Like all operations, total hip replacement via the direct anterior approach carries risks. Understanding these risks — and the steps Dr Liew takes to minimise them — helps patients make informed decisions about surgery.
Overview
The direct anterior approach for total hip replacements is a safe, effective method that has been used for over 30 years. Whilst it has an extremely favourable risk profile, like all operations, there are risks. Some are unique to the DAA, whilst others are likely to be reduced due to its internervous and intermuscular nature.
Bleeding
Blood loss in any major surgery is inevitable. The rate of blood transfusion requirement after a DAA hip replacement is approximately 1%, unless other conditions cause increased bleeding or you are on blood thinners. It is important to disclose all medications including natural remedies such as ginger, glucosamine, and fish oil, as these can increase bleeding. Banking your own blood is a possibility but is unlikely to be required.
Infection
A risk of infection is present any time the skin is cut. For a hip replacement, the national average is approximately 1–2%, and is dependent on many factors. If you have diabetes, are a smoker, or are immunocompromised, additional antibiotic cover may be needed. After your total hip replacement, intravenous antibiotics are given for 24 hours, reducing your infection risk significantly.
Dislocation
The worldwide risk of dislocation ranges from 0.5–10% depending on the series and time period studied. The anterior approach is suggested to be more stable than other approaches as no muscles are cut, and the surrounding tissues are not compromised.
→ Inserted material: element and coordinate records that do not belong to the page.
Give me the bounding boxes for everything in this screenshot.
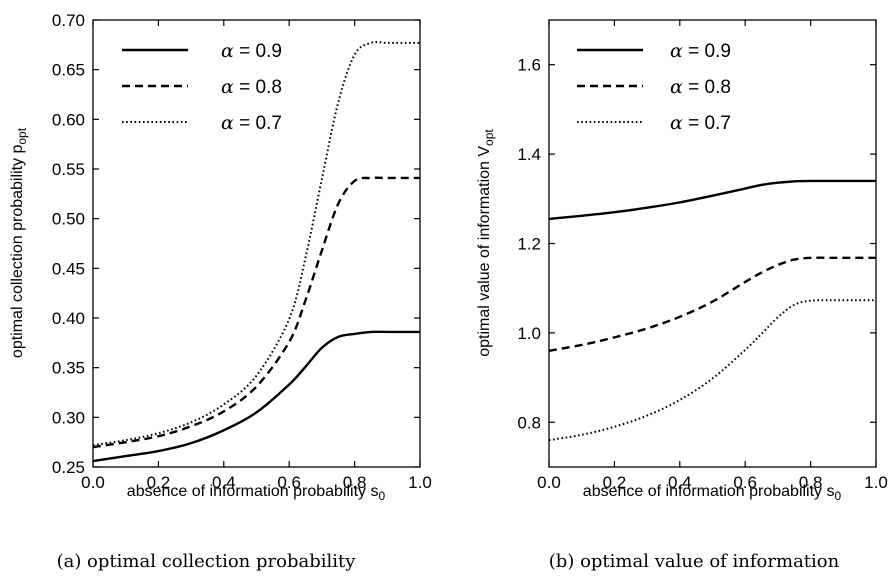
panel-a: 0.0 0.2 0.4 0.6 0.8 1.0 0.25 0.30 0.35 0.40 0.45 0.… <box>9 11 432 572</box>
x-tick-label-a-0: 0.0 <box>81 473 105 492</box>
axis-ticks-b: 0.0 0.2 0.4 0.6 0.8 1.0 0.8 1.0 1.2 1.4 1.6 <box>517 20 888 492</box>
y-tick-label-a-0: 0.25 <box>52 458 85 477</box>
x-tick-label-a-1: 0.2 <box>147 473 171 492</box>
series-line-a-0 <box>92 330 420 463</box>
x-axis-label-a: absence of information probability s0 <box>127 483 386 503</box>
y-tick-label-a-9: 0.70 <box>52 11 85 30</box>
legend-label-b-1: α = 0.8 <box>670 76 731 98</box>
y-tick-label-b-4: 1.6 <box>517 56 541 75</box>
y-tick-label-b-0: 0.8 <box>517 413 541 432</box>
series-line-a-1 <box>92 176 420 449</box>
legend-label-a-1: α = 0.8 <box>221 76 282 98</box>
axis-ticks-a: 0.0 0.2 0.4 0.6 0.8 1.0 0.25 0.30 0.35 0.40 0.45 0.… <box>52 11 432 492</box>
series-line-b-0 <box>548 179 876 221</box>
x-tick-label-b-3: 0.6 <box>733 473 757 492</box>
legend-label-a-0: α = 0.9 <box>221 40 282 62</box>
x-tick-label-b-5: 1.0 <box>864 473 888 492</box>
caption-a: (a) optimal collection probability <box>57 551 357 572</box>
x-tick-label-b-2: 0.4 <box>668 473 692 492</box>
panel-b: 0.0 0.2 0.4 0.6 0.8 1.0 0.8 1.0 1.2 1.4 1.6 α = 0.… <box>476 19 888 572</box>
x-tick-label-b-1: 0.2 <box>603 473 627 492</box>
y-tick-label-b-1: 1.0 <box>517 324 541 343</box>
y-tick-label-a-4: 0.45 <box>52 259 85 278</box>
legend-label-a-2: α = 0.7 <box>221 112 282 134</box>
x-tick-label-a-4: 0.8 <box>343 473 367 492</box>
legend-a: α = 0.9 α = 0.8 α = 0.7 <box>122 40 282 134</box>
plot-frame-a <box>92 19 421 468</box>
y-axis-label-b: optimal value of information Vopt <box>476 129 496 357</box>
caption-b: (b) optimal value of information <box>549 551 840 572</box>
y-tick-label-a-2: 0.35 <box>52 359 85 378</box>
y-axis-label-a: optimal collection probability popt <box>9 127 29 358</box>
y-tick-label-a-1: 0.30 <box>52 408 85 427</box>
legend-label-b-2: α = 0.7 <box>670 112 731 134</box>
series-group-a <box>92 40 420 463</box>
x-axis-label-b: absence of information probability s0 <box>583 483 842 503</box>
y-tick-label-a-6: 0.55 <box>52 160 85 179</box>
x-tick-label-b-4: 0.8 <box>799 473 823 492</box>
x-tick-label-b-0: 0.0 <box>537 473 561 492</box>
legend-label-b-0: α = 0.9 <box>670 40 731 62</box>
series-line-b-1 <box>548 256 876 352</box>
legend-b: α = 0.9 α = 0.8 α = 0.7 <box>577 40 731 134</box>
y-tick-label-a-8: 0.65 <box>52 61 85 80</box>
series-line-a-2 <box>92 40 420 447</box>
y-tick-label-a-3: 0.40 <box>52 309 85 328</box>
series-line-b-2 <box>548 299 876 442</box>
series-group-b <box>548 179 876 442</box>
y-tick-label-a-5: 0.50 <box>52 210 85 229</box>
x-tick-label-a-5: 1.0 <box>408 473 432 492</box>
y-tick-label-b-3: 1.4 <box>517 145 541 164</box>
y-tick-label-b-2: 1.2 <box>517 235 541 254</box>
x-tick-label-a-2: 0.4 <box>212 473 236 492</box>
y-tick-label-a-7: 0.60 <box>52 110 85 129</box>
x-tick-label-a-3: 0.6 <box>277 473 301 492</box>
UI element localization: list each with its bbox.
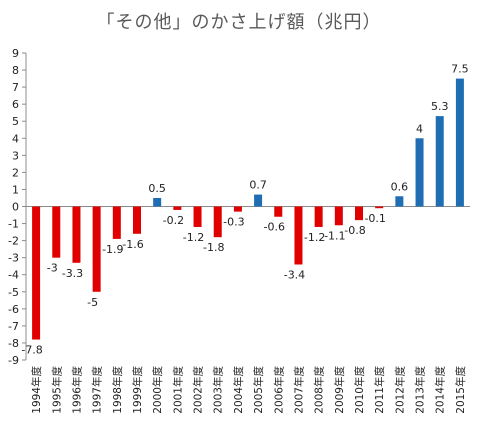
bar (72, 206, 81, 263)
y-tick-label: -1 (8, 218, 19, 231)
bar (435, 116, 444, 207)
data-label: 4 (416, 122, 423, 135)
category-label: 1995年度 (50, 366, 63, 414)
y-tick-label: -3 (8, 252, 19, 265)
y-tick-label: 8 (12, 64, 19, 77)
bar (112, 206, 121, 239)
data-label: 7.5 (451, 63, 469, 76)
data-label: -1.2 (183, 231, 204, 244)
data-label: -1.9 (102, 243, 123, 256)
bar (294, 206, 303, 265)
data-label: -1.1 (324, 229, 345, 242)
y-tick-label: 5 (12, 115, 19, 128)
y-tick-label: 3 (12, 149, 19, 162)
y-tick-label: 0 (12, 201, 19, 214)
category-label: 2011年度 (373, 366, 386, 414)
bar (455, 78, 464, 207)
y-tick-label: 9 (12, 47, 19, 60)
bar (274, 206, 283, 217)
bar (173, 206, 182, 210)
y-tick-label: -2 (8, 235, 19, 248)
data-label: -1.2 (304, 231, 325, 244)
category-label: 2008年度 (313, 366, 326, 414)
bar (395, 196, 404, 207)
category-label: 1998年度 (111, 366, 124, 414)
data-label: 5.3 (431, 100, 449, 113)
data-label: -1.6 (122, 238, 143, 251)
category-label: 2005年度 (252, 366, 265, 414)
data-label: -0.3 (223, 216, 244, 229)
data-label: -5 (87, 296, 98, 309)
category-label: 2012年度 (393, 366, 406, 414)
category-label: 2010年度 (353, 366, 366, 414)
category-label: 2013年度 (414, 366, 427, 414)
bar (32, 206, 41, 340)
bar (254, 194, 263, 207)
chart-title: 「その他」のかさ上げ額（兆円） (96, 12, 382, 33)
data-label: -0.2 (163, 214, 184, 227)
category-label: 2000年度 (151, 366, 164, 414)
bar (314, 206, 323, 227)
data-label: -3.3 (62, 267, 83, 280)
bar (92, 206, 101, 292)
category-label: 2009年度 (333, 366, 346, 414)
y-tick-label: -7 (8, 320, 19, 333)
category-label: 2001年度 (171, 366, 184, 414)
y-tick-label: -9 (8, 354, 19, 367)
category-label: 2015年度 (454, 366, 467, 414)
category-label: 2004年度 (232, 366, 245, 414)
bar (133, 206, 141, 234)
bar (52, 206, 61, 258)
data-label: 0.6 (391, 180, 409, 193)
y-tick-label: -8 (8, 337, 19, 350)
y-tick-label: 2 (12, 166, 19, 179)
y-tick-label: -4 (8, 269, 19, 282)
category-label: 1997年度 (91, 366, 104, 414)
bar (375, 206, 384, 209)
y-tick-label: -6 (8, 303, 19, 316)
category-label: 2002年度 (192, 366, 205, 414)
bar (233, 206, 242, 212)
data-label: 0.7 (249, 179, 267, 192)
data-label: -0.6 (264, 221, 285, 234)
bar (213, 206, 222, 238)
data-label: -0.1 (364, 212, 385, 225)
category-label: 1999年度 (131, 366, 144, 414)
y-tick-label: 4 (12, 132, 19, 145)
bar (415, 138, 424, 207)
category-label: 2014年度 (434, 366, 447, 414)
bar (193, 206, 202, 227)
y-tick-label: 6 (12, 98, 19, 111)
y-tick-label: -5 (8, 286, 19, 299)
bar (355, 206, 363, 221)
category-label: 1996年度 (70, 366, 83, 414)
data-label: 0.5 (148, 182, 166, 195)
category-label: 1994年度 (30, 366, 43, 414)
category-label: 2006年度 (272, 366, 285, 414)
data-label: -7.8 (21, 344, 42, 357)
y-tick-label: 7 (12, 81, 19, 94)
category-label: 2007年度 (292, 366, 305, 414)
bar (153, 197, 162, 207)
data-label: -3.4 (284, 268, 305, 281)
y-tick-label: 1 (12, 183, 19, 196)
category-label: 2003年度 (212, 366, 225, 414)
data-label: -3 (47, 262, 58, 275)
data-label: -1.8 (203, 241, 224, 254)
bar (334, 206, 343, 226)
data-label: -0.8 (344, 224, 365, 237)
In the DAA, there are no post-operative restrictions within reason — you can sit in a normal chair, toilet seat, cross your legs, and bend down to pick things up. Patient factors that increase dislocation risk include nerve palsies, Parkinson's disease, muscle weakness, and poor balance. A Dual Mobility prosthesis can be considered for high-risk patients.
DVT and Pulmonary Embolism
Deep venous thrombosis and pulmonary embolism can occur after hip replacement. Dr Liew uses multiple modalities to decrease risk, including TED compression stockings (worn 24/7 for 2 weeks), foot pumps immediately after surgery, and a pharmacological agent starting the day after surgery.
Symptoms of a blood clot include worsening calf pain with swelling or redness, shortness of breath, or cough with blood staining. These are emergencies requiring urgent investigation and treatment.
Nerve Damage
In the direct anterior approach, the nerve at risk is the lateral femoral cutaneous nerve of the thigh — a purely sensory nerve that does not supply any muscle. The worst case is a loss of sensation on the side of the thigh in a patch of skin the size of a hand. In most cases this returns by the 3-month mark. When permanent, it does not cause any functional issues with the hip or walking.
Fracture and Loosening
Fracture: Whenever an implant is placed into bone, the bone can break, particularly with severe osteoporosis. A small fracture to the greater trochanter can be treated non-operatively and almost always heals without intervention, slowing recovery by 6–8 weeks.
Loosening: Implants can become loose after many decades, accelerated by chronic low-grade infection, subtle movement in the bony bed, or wear of the plastic liner. One hallmark of a loose prosthesis is pain at the start of walking that goes away after a few steps. Dr Liew believes in following hip replacements for life so issues can be identified and addressed early.